百二十名特战司士卒赶到了。
他只看了一眼河岸,便抬手向两侧一分。
特战司士卒迅速散开。
最前方几人收起火器,拔出短刀扑入敌群。
特战司士卒近身后迅速控制敌人的手腕与兵器,短刃随即刺向咽喉和下颌等要害。
相邻士卒彼此掩护,连续击杀冲上河岸的足轻。
他们的动作干净迅疾。
那些历经急流游过运河的足轻刚踏上河岸,结阵之前便被接连放倒。
前队刚刚倒下,后面的人仍在向岸上攀爬,结果才露出半个身体,便被特战司士卒揪住头发拖上岸,一刀抹断喉咙。
短短片刻,河岸上便横满尸体。
数百名企图偷渡的足轻,被明军牢牢堵在水边。
后续仍在水中的足轻见前路受阻,纷纷转身往回游,却又被特战司的弩手从岸上逐一射杀。
瞿能这才走到陈小业面前,目光扫过河岸,又看向两侧已经形成的火铳射界。
“你原本是想去桥上救殿下?”
陈小业喘着粗气点头:“恰好让我看见这些人摸过来。

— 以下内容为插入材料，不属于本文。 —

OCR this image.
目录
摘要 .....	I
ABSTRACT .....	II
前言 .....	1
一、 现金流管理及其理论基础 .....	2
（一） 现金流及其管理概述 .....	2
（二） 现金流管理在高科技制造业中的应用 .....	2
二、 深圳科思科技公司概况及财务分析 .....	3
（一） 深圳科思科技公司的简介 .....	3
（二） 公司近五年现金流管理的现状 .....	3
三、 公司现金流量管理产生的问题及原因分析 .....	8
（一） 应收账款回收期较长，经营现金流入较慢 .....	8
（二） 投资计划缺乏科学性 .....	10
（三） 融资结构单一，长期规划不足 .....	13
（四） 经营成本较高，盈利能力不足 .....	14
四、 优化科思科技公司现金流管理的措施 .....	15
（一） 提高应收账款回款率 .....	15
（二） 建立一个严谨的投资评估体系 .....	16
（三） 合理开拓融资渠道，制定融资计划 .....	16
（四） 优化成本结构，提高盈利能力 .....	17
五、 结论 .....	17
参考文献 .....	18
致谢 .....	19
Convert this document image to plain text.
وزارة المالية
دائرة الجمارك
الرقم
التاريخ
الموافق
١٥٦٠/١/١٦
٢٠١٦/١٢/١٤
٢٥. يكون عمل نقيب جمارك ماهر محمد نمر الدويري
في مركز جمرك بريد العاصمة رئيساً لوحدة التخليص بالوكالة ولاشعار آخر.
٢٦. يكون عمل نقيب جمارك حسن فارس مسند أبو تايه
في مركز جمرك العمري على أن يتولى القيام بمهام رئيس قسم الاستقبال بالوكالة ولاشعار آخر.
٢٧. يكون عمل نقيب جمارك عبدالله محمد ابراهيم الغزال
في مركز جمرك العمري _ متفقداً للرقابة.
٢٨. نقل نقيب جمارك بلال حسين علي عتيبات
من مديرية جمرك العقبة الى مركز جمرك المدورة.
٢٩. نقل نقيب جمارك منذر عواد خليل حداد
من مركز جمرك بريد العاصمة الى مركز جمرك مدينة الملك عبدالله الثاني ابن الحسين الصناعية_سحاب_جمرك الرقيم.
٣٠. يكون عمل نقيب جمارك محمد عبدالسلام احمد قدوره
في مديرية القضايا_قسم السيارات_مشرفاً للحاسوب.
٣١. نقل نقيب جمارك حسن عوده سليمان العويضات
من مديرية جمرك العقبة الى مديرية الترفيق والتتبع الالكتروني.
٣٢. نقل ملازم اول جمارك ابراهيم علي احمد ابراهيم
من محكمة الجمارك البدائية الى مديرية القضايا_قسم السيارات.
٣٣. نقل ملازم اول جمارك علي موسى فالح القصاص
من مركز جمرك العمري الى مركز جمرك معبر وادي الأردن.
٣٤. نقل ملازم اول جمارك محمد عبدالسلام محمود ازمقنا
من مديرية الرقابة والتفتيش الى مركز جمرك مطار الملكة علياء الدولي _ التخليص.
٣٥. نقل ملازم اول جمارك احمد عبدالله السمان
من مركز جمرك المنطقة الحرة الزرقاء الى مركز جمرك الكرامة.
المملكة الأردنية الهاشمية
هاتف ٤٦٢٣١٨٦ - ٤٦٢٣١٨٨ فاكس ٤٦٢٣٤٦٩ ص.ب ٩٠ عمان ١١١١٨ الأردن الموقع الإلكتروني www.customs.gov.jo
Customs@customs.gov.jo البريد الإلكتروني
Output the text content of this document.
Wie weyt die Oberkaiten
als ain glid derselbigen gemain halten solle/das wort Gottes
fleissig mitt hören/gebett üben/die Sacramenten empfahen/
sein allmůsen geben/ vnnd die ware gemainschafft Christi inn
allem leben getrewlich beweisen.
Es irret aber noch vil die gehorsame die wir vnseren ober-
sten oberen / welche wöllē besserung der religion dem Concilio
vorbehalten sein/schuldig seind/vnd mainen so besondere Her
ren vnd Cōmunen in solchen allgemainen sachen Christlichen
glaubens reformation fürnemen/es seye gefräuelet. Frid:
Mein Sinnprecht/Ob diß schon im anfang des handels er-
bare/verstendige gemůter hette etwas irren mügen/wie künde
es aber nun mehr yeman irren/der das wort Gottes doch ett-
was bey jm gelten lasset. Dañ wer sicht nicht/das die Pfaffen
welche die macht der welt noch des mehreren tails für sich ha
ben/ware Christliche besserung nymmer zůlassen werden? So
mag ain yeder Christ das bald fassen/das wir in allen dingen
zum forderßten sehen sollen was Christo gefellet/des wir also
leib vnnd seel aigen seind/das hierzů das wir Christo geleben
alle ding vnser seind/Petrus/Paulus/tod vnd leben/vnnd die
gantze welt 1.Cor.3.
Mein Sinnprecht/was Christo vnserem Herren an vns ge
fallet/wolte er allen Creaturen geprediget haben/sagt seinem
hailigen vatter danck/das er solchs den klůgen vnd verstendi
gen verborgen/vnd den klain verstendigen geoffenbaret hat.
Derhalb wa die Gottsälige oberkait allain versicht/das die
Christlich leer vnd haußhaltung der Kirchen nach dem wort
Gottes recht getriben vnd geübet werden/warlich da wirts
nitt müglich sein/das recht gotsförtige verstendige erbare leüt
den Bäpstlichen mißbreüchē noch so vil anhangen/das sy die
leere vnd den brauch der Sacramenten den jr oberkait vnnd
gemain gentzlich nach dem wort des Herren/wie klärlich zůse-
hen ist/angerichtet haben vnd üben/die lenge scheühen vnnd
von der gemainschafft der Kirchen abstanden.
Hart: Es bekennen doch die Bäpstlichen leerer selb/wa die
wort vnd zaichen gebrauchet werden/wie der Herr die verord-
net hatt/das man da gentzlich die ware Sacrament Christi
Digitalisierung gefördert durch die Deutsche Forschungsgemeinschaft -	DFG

”
“忠心也在于守住关键位置。”
瞿能抬手拍了拍他的肩甲:“你若真上了桥,这些足轻便会杀进两侧屋舍。桥上的侧翼火力随即消失,殿下面临的压力也会骤增。”
他指向仍在水中挣扎的敌军。
“渡河的人交给你,把所有人都留在河岸,守住两翼的屋舍。”
说完,瞿能摘下背后的线膛枪。
“至于射击——交给我们。”
一百二十名特战司士卒随即分成数十组,迅速进入桥侧房屋。
他们各自占住窗口与门缝,把枪口专门对准奉公众的传令兵与旗手,军官和试图重新组织冲锋的人同样列入射杀目标。
啪!
第一声枪响,一名正在挥刀整队的奉公众仰面倒下。
啪!
第二声枪响,足利家的二引两纹小旗从人群中坠落。
枪声一声接着一声。
桥东刚刚重新聚集的军官接连中弹,奉公众队列随即散乱。
……
明军趁势向前。
朱橚带着亲军反复冲杀,直到明军重新控制桥面。
他身旁的亲军早已人人染红盔甲。
血从肩甲流到臂铠,又从膝甲滴落靴面。
雨水把颜色冲淡,腥气依旧扑面而来。
他们阵列依旧严整。
队列按照前锤后弩的次序展开。
整支队伍带着满身血污,沿桥面沉默推进。
桥东的奉公众第一次主动退让。
他们握着刀枪,却在明军每一次整齐踏步时本能后退。
长街尽头,足利义满仍骑在马上。
他站在特战司射界的盲区,身上的大铠干净整齐,金属甲片被雨水冲得发亮。
侍从替他撑着军旗,亲卫环绕左右,他的大铠上只有雨水持续滑落。
隔着混乱战场,他与朱橚遥遥对视。
两个人都是统帅。
足利义满坐镇阵后,衣甲净丽。
他身边的奉公众频频回头,神情已经显出畏惧。
朱橚则站在遍地尸骸之间,浑身浴血,亲军依旧在他身边沉默列阵。
足利义满握着缰绳的手微微收紧。
他第一次清楚地意识到,自己落了下风。
原因就在于朱橚敢站到队伍的最前面。
桥上的每一名明军都看得见,他们的王与自己一起流血。